Sorry for the state of my initial report - I was not aware of the file upload feature. I have attached a dataset for which I am seeing these results. To clarify the expected result of the provided query: 

select entityId, itemId, imageOrder from item_image where itemId in (
	'54ILO7TOL5DBNEHYBJ7ZUPD364', 'ADMAV2YD6ZAR5IFHB5D4DLMJDA', 'N3HLQJMSTRA4TI7ZWKX4VNI7JA', 'NBZRLM67UVCTHEME4MRFILGIDU', 
	'7O5EHQ5SK5GB3IA5PUUPCJIEL4', 'EM7CWAV75BAZTFTTVQXZWKULYI', 'IK6WRK3IZREFRO2LGRHEHS7A5M', 'HW5XWDHBY5HW7CWEYKX365UGQI', 
	'BD5BDG4ZEZFO7F4IB7KK43ZPKQ', 'KGKLWD2CFFCSFFDHXLZHGT25WA', 'MQPTICQZOBGFZMIYI636V2R3NU', 'BV3UU7N5VFGUVGY3RKUUIWPJNE', 
	'NJG4JWHUUVCXDA2P3V7BVGSZNU', 'JIUH65FAXNCMHBXURNKXYQABJM', 'JCSI7SV435G25LPW4IPRF7EITU', 'MBBY2OW6N5ATDDKDRRMDLT4PNM', 
	'MUISD7TN3RCD3B4HVNYVKE6D4U', 'JZQTRFSC7RBL7GU67LHWMGKLFY', '6AKLVWT7EFGSJG2FXIW4QNTBUA', 'AHUJQC3QL5FI5PZMTK6BE6GC4M', 
	'M47TBT3MLBD73A4M4RARVJPNHM', '2HYHXJA7JJERDOFDOSOUA5ETE4', 'HXVGHY5DKRDUBO7PJHLYT22K6E', 'NDS6ADCAY5GFNNT65XMA4DPGAI')
order by itemId, imageOrder;

Running this query on the provided dataset will show that the item_image record with entityId=FNPHL7URHFHJ3HODB4FMEIZK3E and itemId=2HYHXJA7JJERDOFDOSOUA5ETE4 is returned 4 times (3 duplicate records). Additionally, you will see that the item_image with entityId=P53WEY6RQFCZTJNZ4PP4VA4K2E (also belonging to itemId=2HYHXJA7JJERDOFDOSOUA5ETE4 with imageOrder 0) is not returned at all. 
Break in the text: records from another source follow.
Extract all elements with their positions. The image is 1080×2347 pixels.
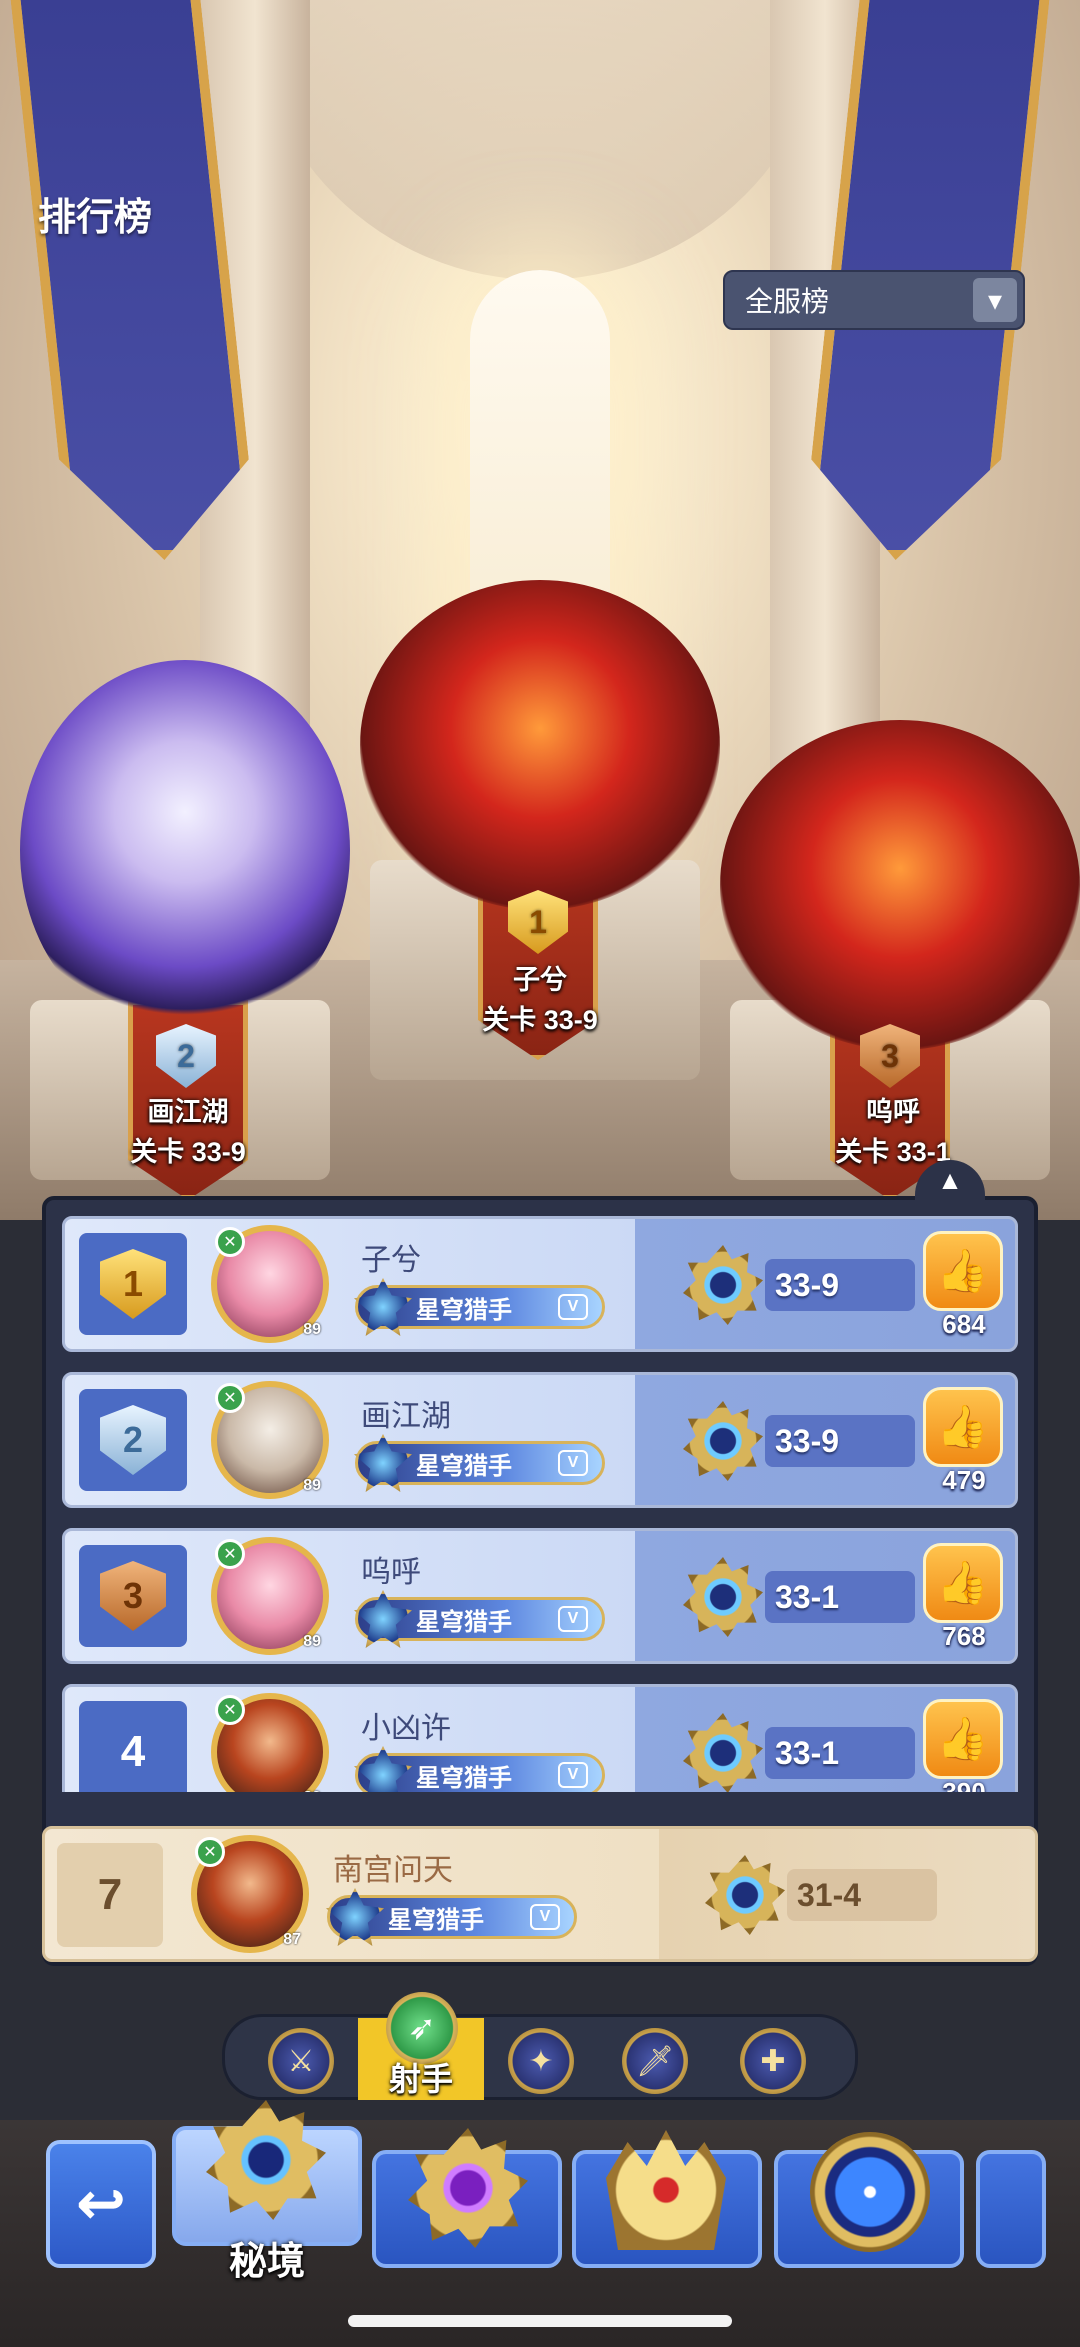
title-label: 星穹猎手 bbox=[416, 1764, 512, 1792]
home-indicator[interactable] bbox=[348, 2315, 732, 2327]
rank-box: 1 bbox=[79, 1233, 187, 1335]
leaderboard-row[interactable]: 1 ✕ 89 子兮 星穹猎手 V 33-9 👍 684 bbox=[62, 1216, 1018, 1352]
class-tag-icon: ✕ bbox=[215, 1227, 245, 1257]
crown-emblem-icon bbox=[606, 2130, 726, 2250]
secret-realm-emblem-icon bbox=[705, 1855, 785, 1935]
player-level: 89 bbox=[303, 1789, 321, 1792]
class-tag-icon: ✕ bbox=[195, 1837, 225, 1867]
thumbs-up-icon[interactable]: 👍 bbox=[923, 1387, 1003, 1467]
title-badge: 星穹猎手 V bbox=[354, 1278, 605, 1336]
rank-box: 4 bbox=[79, 1701, 187, 1792]
my-name: 南宫问天 bbox=[333, 1854, 453, 1887]
title-badge: 星穹猎手 V bbox=[354, 1746, 605, 1792]
leaderboard-row[interactable]: 2 ✕ 89 画江湖 星穹猎手 V 33-9 👍 479 bbox=[62, 1372, 1018, 1508]
server-filter-dropdown[interactable]: 全服榜 ▾ bbox=[723, 270, 1025, 330]
rank-badge: 2 bbox=[100, 1405, 166, 1475]
class-tag-icon: ✕ bbox=[215, 1383, 245, 1413]
secret-realm-emblem-icon bbox=[683, 1401, 763, 1481]
stage-value: 33-1 bbox=[765, 1727, 915, 1779]
player-level: 89 bbox=[303, 1477, 321, 1494]
secret-realm-emblem-icon bbox=[683, 1245, 763, 1325]
thumbs-up-icon[interactable]: 👍 bbox=[923, 1699, 1003, 1779]
vip-mark: V bbox=[558, 1762, 588, 1788]
class-tag-icon: ✕ bbox=[215, 1539, 245, 1569]
my-rank-box: 7 bbox=[57, 1843, 163, 1947]
stage-value: 33-9 bbox=[765, 1415, 915, 1467]
title-badge: 星穹猎手 V bbox=[354, 1434, 605, 1492]
title-crest-icon bbox=[354, 1590, 412, 1648]
player-level: 89 bbox=[303, 1321, 321, 1338]
podium-first-name: 子兮 bbox=[513, 965, 567, 995]
secret-realm-emblem-icon bbox=[683, 1713, 763, 1792]
tab-partial-emblem[interactable] bbox=[976, 2150, 1046, 2268]
player-name: 呜呼 bbox=[361, 1556, 421, 1589]
leaderboard-row[interactable]: 4 ✕ 89 小凶许 星穹猎手 V 33-1 👍 390 bbox=[62, 1684, 1018, 1792]
hero-first[interactable] bbox=[360, 580, 720, 910]
title-crest-icon bbox=[326, 1888, 384, 1946]
thumbs-up-icon[interactable]: 👍 bbox=[923, 1543, 1003, 1623]
class-filter-active-label[interactable]: 射手 bbox=[358, 2054, 484, 2100]
my-title-badge: 星穹猎手 V bbox=[326, 1888, 577, 1946]
podium-first-stage: 关卡 33-9 bbox=[482, 1005, 598, 1035]
rank-badge: 3 bbox=[100, 1561, 166, 1631]
vip-mark: V bbox=[558, 1606, 588, 1632]
title-badge: 星穹猎手 V bbox=[354, 1590, 605, 1648]
title-crest-icon bbox=[354, 1746, 412, 1792]
avatar[interactable]: ✕ 89 bbox=[211, 1381, 329, 1499]
my-title-label: 星穹猎手 bbox=[388, 1906, 484, 1934]
player-level: 89 bbox=[303, 1633, 321, 1650]
back-arrow-icon[interactable]: ↩ bbox=[46, 2140, 156, 2268]
tab-secret-realm-label: 秘境 bbox=[228, 2241, 305, 2283]
player-name: 小凶许 bbox=[361, 1712, 451, 1745]
hero-third[interactable] bbox=[720, 720, 1080, 1050]
leaderboard-row[interactable]: 3 ✕ 89 呜呼 星穹猎手 V 33-1 👍 768 bbox=[62, 1528, 1018, 1664]
avatar[interactable]: ✕ 89 bbox=[211, 1225, 329, 1343]
staff-icon[interactable]: ✦ bbox=[508, 2028, 574, 2094]
player-name: 画江湖 bbox=[361, 1400, 451, 1433]
class-tag-icon: ✕ bbox=[215, 1695, 245, 1725]
hero-second[interactable] bbox=[20, 660, 350, 1040]
title-crest-icon bbox=[354, 1278, 412, 1336]
dome-decoration bbox=[250, 0, 830, 280]
my-stage-value: 31-4 bbox=[787, 1869, 937, 1921]
podium-third-name: 呜呼 bbox=[866, 1097, 920, 1127]
server-filter-label: 全服榜 bbox=[745, 286, 830, 317]
thumbs-up-icon[interactable]: 👍 bbox=[923, 1231, 1003, 1311]
holy-cross-icon[interactable]: ✚ bbox=[740, 2028, 806, 2094]
avatar[interactable]: ✕ 89 bbox=[211, 1537, 329, 1655]
stage-value: 33-1 bbox=[765, 1571, 915, 1623]
vip-mark: V bbox=[558, 1450, 588, 1476]
title-label: 星穹猎手 bbox=[416, 1452, 512, 1480]
stage-value: 33-9 bbox=[765, 1259, 915, 1311]
title-label: 星穹猎手 bbox=[416, 1608, 512, 1636]
axe-icon[interactable]: ⚔ bbox=[268, 2028, 334, 2094]
page-title: 排行榜 bbox=[38, 197, 153, 239]
like-count: 768 bbox=[942, 1621, 986, 1651]
dagger-icon[interactable]: 🗡 bbox=[622, 2028, 688, 2094]
vip-mark: V bbox=[558, 1294, 588, 1320]
leaderboard-list[interactable]: 1 ✕ 89 子兮 星穹猎手 V 33-9 👍 684 2 ✕ 89 画江湖 星… bbox=[62, 1216, 1018, 1792]
rank-box: 2 bbox=[79, 1389, 187, 1491]
vip-mark: V bbox=[530, 1904, 560, 1930]
like-count: 684 bbox=[942, 1309, 986, 1339]
player-name: 子兮 bbox=[361, 1244, 421, 1277]
avatar[interactable]: ✕ 89 bbox=[211, 1693, 329, 1792]
like-count: 479 bbox=[942, 1465, 986, 1495]
star-emblem-icon bbox=[810, 2132, 930, 2252]
my-avatar[interactable]: ✕ 87 bbox=[191, 1835, 309, 1953]
title-crest-icon bbox=[354, 1434, 412, 1492]
rank-box: 3 bbox=[79, 1545, 187, 1647]
podium-second-name: 画江湖 bbox=[147, 1097, 229, 1127]
my-rank-row[interactable]: 7 ✕ 87 南宫问天 星穹猎手 V 31-4 bbox=[42, 1826, 1038, 1962]
like-count: 390 bbox=[942, 1777, 986, 1792]
secret-realm-emblem-icon bbox=[683, 1557, 763, 1637]
chevron-down-icon[interactable]: ▾ bbox=[973, 278, 1017, 322]
title-label: 星穹猎手 bbox=[416, 1296, 512, 1324]
rank-badge: 1 bbox=[100, 1249, 166, 1319]
my-level: 87 bbox=[283, 1931, 301, 1948]
podium-second-stage: 关卡 33-9 bbox=[130, 1137, 246, 1167]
Please let me know if I can provide further clarification.
[21 Sep 2023 9:36] MySQL Verification Team
Hi Mr. Sykes,

Sorry, but regarding duplicate rows, have you tried to use DISTINCT ???

How did it change your results ????

Also, there is one table here and you have uploaded three files.

Can you describe what are the contents of each of the uploaded files for ?????

We can also see that value of 2HYHXJA7JJERDOFDOSOUA5ETE4  is fully contained in the result set.

We are waiting on your feedback with explanations.